Lorenzo di Credi nude
Lorenzo di Credi, Naked woman posing as Venus Pudica, 1490s? Florence, Uffizi.

The evidence suggests that a several renaissance female nudes were painted to suggest links with real-life women – so facial features that may be recognisable to contemporaries, but bodies that are taken from classical sculpture. Some paintings, like so-called Venus by Lorenzo di Credi I show here, can even be linked with portrait drawings – secure evidence that real women’s faces were used for these images of naked women, typically now identified as the goddess Venus. Given taboos about female nakedness in the period, these images allowed a man to gaze at his beloved, with a body dreamed up by the artist’s imagination, always available for his delectation, and free from the shame of her actually posing naked for him. In fact, as an often-repeated story showed, the painting could often be better than the original woman. The ancient Greek painter Apelles was asked to paint the naked portrait of Campaspe, the beautiful courtesan of King Alexander the Great to record her “wondrous form.” Whilst doing so, the painter fell in love with her. Accordingly, Alexander gave Apelles Campaspe as a present in exchange for his artwork. The winner here of course is Alexander, as he gets to keep the painting which was more beautiful than the original. 
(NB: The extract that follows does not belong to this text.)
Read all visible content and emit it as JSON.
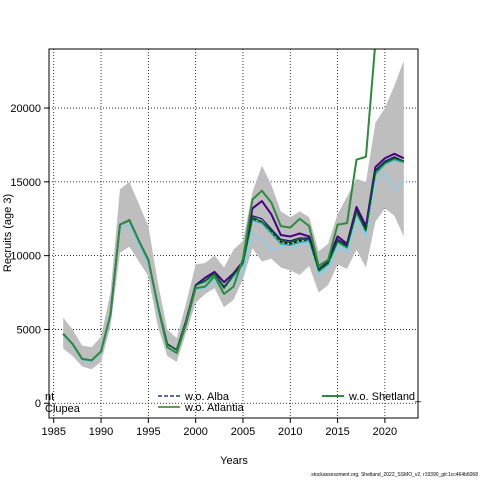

So, men falling in love with women that are the product of the male imagination has very deep roots, going at least back to classical antiquity. As the ‘nature of women” became increasingly investigated during the Renaissance, these stories were particularly popular amongst the (male) chattering classes in the sixteenth century, and both reflected and shaped a wider visual culture. As for women? As I’ve discussed elsewhere, it was their task to try to modify their bodies to meet the demands of their increasingly exacting audience  – a process that remains familiar to many women today.